Pages

Search This Blog

Sunday, March 13, 2011

Personal Finance: Tax experts might hurt chance for college aid

When in doubt, people go to experts.

But beware if you turn to an expert with your Free Application for Federal Student Aid, the form required to apply for college financial aid, which many parents are now rushing to complete.



The typical tax professional who helps with your tax return may not be equipped to maximize your financial aid. In fact, your tax preparer may inadvertently undermine your chances of getting aid.

This seems improbable to many people because tax preparers try to show Uncle Sam that you have a low income so you can get a refund. Seemingly, that would be the same strategy for winning financial aid for college. After all, aid is based on income, and so having a lower income should increase the chances of getting aid.

2 forms, not the same
However, the complex formula built into the questions you answer on your FAFSA calculates your income and family expenses differently than the formula built into your tax return. People who think tax returns and FAFSAs operate the same can end up shooting themselves in the foot when it comes to aid for college.

For example, financial aid consultant Kalman Chany points out that if your tax preparer gets you a refund, you will have to report it on next year's tax form as part of your adjusted gross income.

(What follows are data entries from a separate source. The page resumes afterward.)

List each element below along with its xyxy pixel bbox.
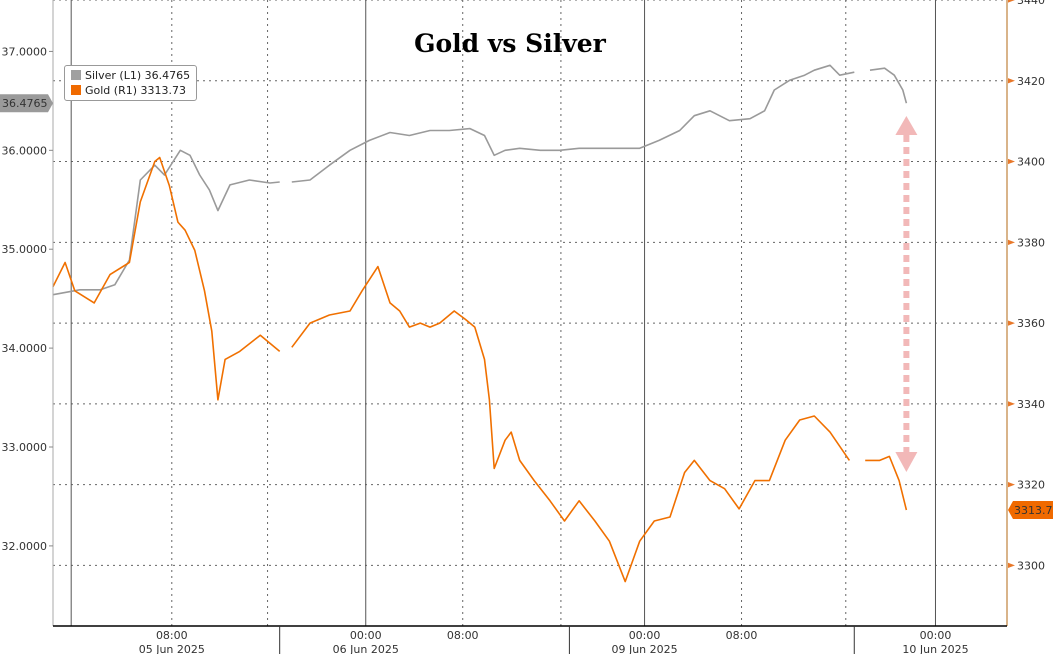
x-tick-time: 08:00 <box>726 629 758 642</box>
x-tick-date: 05 Jun 2025 <box>139 643 205 654</box>
silver-last-value-tag <box>0 94 53 113</box>
right-tick-label: 3420 <box>1017 75 1045 88</box>
x-tick-time: 00:00 <box>350 629 382 642</box>
right-tick-label: 3360 <box>1017 317 1045 330</box>
tick-mark <box>1007 320 1015 327</box>
legend-item-gold: Gold (R1) 3313.73 <box>71 83 190 98</box>
x-tick-date: 09 Jun 2025 <box>611 643 677 654</box>
legend-name: Silver <box>85 69 116 82</box>
legend-value: 36.4765 <box>144 69 191 82</box>
legend-axis: (L1) <box>119 69 142 82</box>
tick-mark <box>1007 0 1015 3</box>
annotation-arrow-head-up <box>895 116 918 135</box>
left-tick-label: 36.0000 <box>2 144 48 157</box>
chart-title: Gold vs Silver <box>414 29 606 58</box>
left-tick-label: 34.0000 <box>2 342 48 355</box>
gold-last-value: 3313.73 <box>1014 504 1053 517</box>
x-tick-time: 00:00 <box>629 629 661 642</box>
left-tick-label: 33.0000 <box>2 441 48 454</box>
gold-last-value-tag <box>1008 500 1053 519</box>
series-line-gold <box>52 156 908 583</box>
x-tick-date: 10 Jun 2025 <box>902 643 968 654</box>
annotation-arrow-head-down <box>895 452 918 472</box>
legend: Silver (L1) 36.4765 Gold (R1) 3313.73 <box>64 65 198 101</box>
right-tick-label: 3400 <box>1017 156 1045 169</box>
left-tick-label: 35.0000 <box>2 243 48 256</box>
right-tick-label: 3300 <box>1017 559 1045 572</box>
x-tick-time: 00:00 <box>920 629 952 642</box>
legend-name: Gold <box>85 84 111 97</box>
right-tick-label: 3320 <box>1017 479 1045 492</box>
legend-item-silver: Silver (L1) 36.4765 <box>71 68 190 83</box>
legend-axis: (R1) <box>113 84 138 97</box>
left-tick-label: 32.0000 <box>2 540 48 553</box>
tick-mark <box>1007 400 1015 407</box>
x-tick-time: 08:00 <box>156 629 188 642</box>
tick-mark <box>1007 562 1015 569</box>
gold-swatch <box>71 85 81 95</box>
tick-mark <box>1007 239 1015 246</box>
tick-mark <box>1007 77 1015 84</box>
silver-last-value: 36.4765 <box>2 97 48 110</box>
left-tick-label: 37.0000 <box>2 45 48 58</box>
silver-swatch <box>71 70 81 80</box>
right-tick-label: 3440 <box>1017 0 1045 7</box>
legend-value: 3313.73 <box>140 84 187 97</box>
right-tick-label: 3340 <box>1017 398 1045 411</box>
tick-mark <box>1007 158 1015 165</box>
series-line-silver <box>52 64 908 296</box>
right-tick-label: 3380 <box>1017 236 1045 249</box>
x-tick-date: 06 Jun 2025 <box>333 643 399 654</box>
tick-mark <box>1007 481 1015 488</box>
x-tick-time: 08:00 <box>447 629 479 642</box>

"If you collect an average state and local refund of $1,600 each year over the four college years, you may have cost yourself as much as $3,000 in grant money," Chany says in his book, Paying for College Without Going Broke.

Look for the right pro
Also, certain strategies for cutting income on tax forms fail to reflect expenses you have incurred, such as Social Security and Medicare. While that's fine for taxes, on your FAFSA form, this might leave you looking like you are in better shape financially than you are. Converting an IRA into a Roth IRA also might make sense for taxes, but could hurt you when applying for financial aid. In addition, putting money into 401(k)s and IRAs can help boost a tax refund, but won't help you with financial aid.

Meanwhile, if you are getting help on your taxes and you also are applying for financial aid this year, choose a tax professional who also understands the quirky formula for financial aid. Certified public accounts, or CPAs, who also use the CCPS designation are certified college planning specialists aware of the FAFSA formula.

Check in your community for free clinics on preparing your FAFSA. But keep in mind that you can become more skilled than many tax professionals with the FAFSA if you read Paying for College Without Going Broke.